Feb 10 2026
Falls are one of the most common reasons older adults are treated in the emergency department, and many patients are discharged home the same day. That transition can be a vulnerable moment, especially if the factors that led to the fall aren't fully addressed. A new study suggests that emergency departments may be able to take meaningful steps during visits to help older adults stay safer once they return home.
The findings come from the GAPcare II trial, "Emergency Department Visit Outcomes of a Multicenter Randomized Trial of a Fall Prevention Intervention," which was published in Academic Emergency Medicine. Researchers evaluated whether a fall prevention program could be delivered during emergency department visits to adults aged 65 and older, within seven days of an accidental fall, who were expected to be discharged and were without mobility-limiting injuries.
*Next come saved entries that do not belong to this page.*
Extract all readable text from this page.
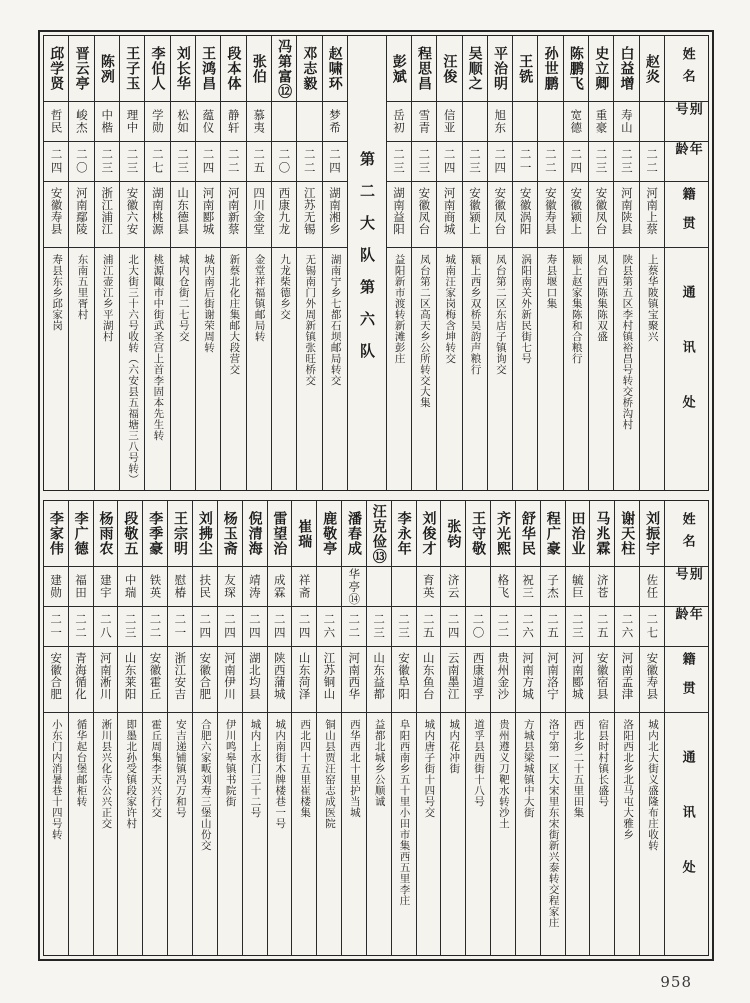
姓名
别号
年龄
籍贯
通讯处
赵炎
二二
河南上蔡
上蔡华陂镇宝聚兴
白益增
寿山
二三
河南陕县
陕县第五区李村镇裕昌号转交桥沟村
史立卿
重豪
二三
安徽凤台
凤台西陈集陈双盛
陈鹏飞
宽德
二四
安徽颍上
颍上赵家集陈和合粮行
孙世鹏
二二
安徽寿县
寿县堰口集
王铣
二一
安徽涡阳
涡阳南关外新民街七号
平治明
旭东
二四
安徽凤台
凤台第二区东店子镇询交
吴顺之
二三
安徽颍上
颍上西乡双桥吴韵声粮行
汪俊
信亚
二四
河南商城
城南汪家岗梅含坤转交
程思昌
雪青
二三
安徽凤台
凤台第二区高天乡公所转交大集
彭斌
岳初
二三
湖南益阳
益阳新市渡转新滩彭庄
第二大队第六队
赵啸环
梦希
二四
湖南湘乡
湖南宁乡七都石坝邮局转交
邓志毅
二二
江苏无锡
无锡南门外周新镇张旺桥交
冯第富⑫
二〇
西康九龙
九龙柴德乡交
张伯
慕夷
二五
四川金堂
金堂祥福镇邮局转
段本体
静轩
二二
河南新蔡
新蔡北化庄集邮大段营交
王鸿昌
蕴仪
二四
河南郾城
城内南后街谢荣周转
刘长华
松如
二三
山东德县
城内仓街二七号交
李伯人
学勋
二七
湖南桃源
桃源陬市中街武圣宫上首李固本先生转
王子玉
理中
二三
安徽六安
北大街三十六号收转（六安县五福塘三八号转）
陈冽
中楷
二三
浙江浦江
浦江壶江乡平湖村
晋云亭
峻杰
二〇
河南鄢陵
东南五里胥村
邱学贤
哲民
二四
安徽寿县
寿县东乡邱家岗
姓名
别号
年龄
籍贯
通讯处
刘振宇
佐任
二七
安徽寿县
城内北大街义盛隆布庄收转
谢天柱
二六
河南孟津
洛阳西北乡北马屯大雅乡
马兆霖
济苍
二五
安徽宿县
宿县时村镇长盛号
田治业
毓巨
二三
河南郾城
西北乡二十五里田集
程广豪
子杰
二五
河南洛宁
洛宁第一区大宋里东宋街新兴泰转交程家庄
舒华民
祝三
二六
河南方城
方城县梁城镇中大街
齐光熙
格飞
二二
贵州金沙
贵州遵义刀靶水转沙土
王守敬
二〇
西康道孚
道孚县西街十八号
张钧
济云
二四
云南墨江
城内花冲街
刘俊才
育英
二五
山东鱼台
城内唐子街十四号交
李永年
二三
安徽阜阳
阜阳西南乡五十里小田市集西五里李庄
汪克俭⑬
二三
山东益都
益都北城乡公顺诚
潘春成
华亭⑭
二二
河南西华
西华西北十里护当城
鹿敬亭
二六
江苏铜山
铜山县贾汪窑志成医院
崔瑞
祥斋
二四
山东菏泽
西北四十五里崔楼集
雷望治
成霖
二四
陕西蒲城
城内南街木牌楼巷一号
倪清海
靖涛
二四
湖北均县
城内上水门三十二号
杨玉斋
友琛
二四
河南伊川
伊川鸣皋镇书院街
刘拂尘
扶民
二四
安徽合肥
合肥六家畈刘寿三堡山份交
王宗明
慰椿
二一
浙江安吉
安吉递铺镇冯万和号
李季豪
铁英
二二
安徽霍丘
霍丘周集李天兴行交
段敬五
中瑞
二三
山东莱阳
即墨北孙受镇段家许村
杨雨农
建宇
二八
河南淅川
淅川县兴化寺公兴正交
李广德
福田
二二
青海循化
循华起台堡邮柜转
李家伟
建勋
二一
安徽合肥
小东门内消暑巷十四号转
958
The intervention paired 852 patients with physical therapists to assess balance and mobility and pharmacists to review medications that may increase fall risk.
Researchers found that these consultations were feasible to complete during the emergency visit and yielded individualized recommendations, including mobility aids, medication adjustments, and referrals for follow-up care. Patients received bedside pharmacy and physical therapy consultations. Pharmacists recommended changing medication timing (26%), stopping fall risk medications (19%), and dose adjustments (18%). Physical therapists recommended assistive devices (66%), outpatient services (36%), and skilled nursing facility admission (25%).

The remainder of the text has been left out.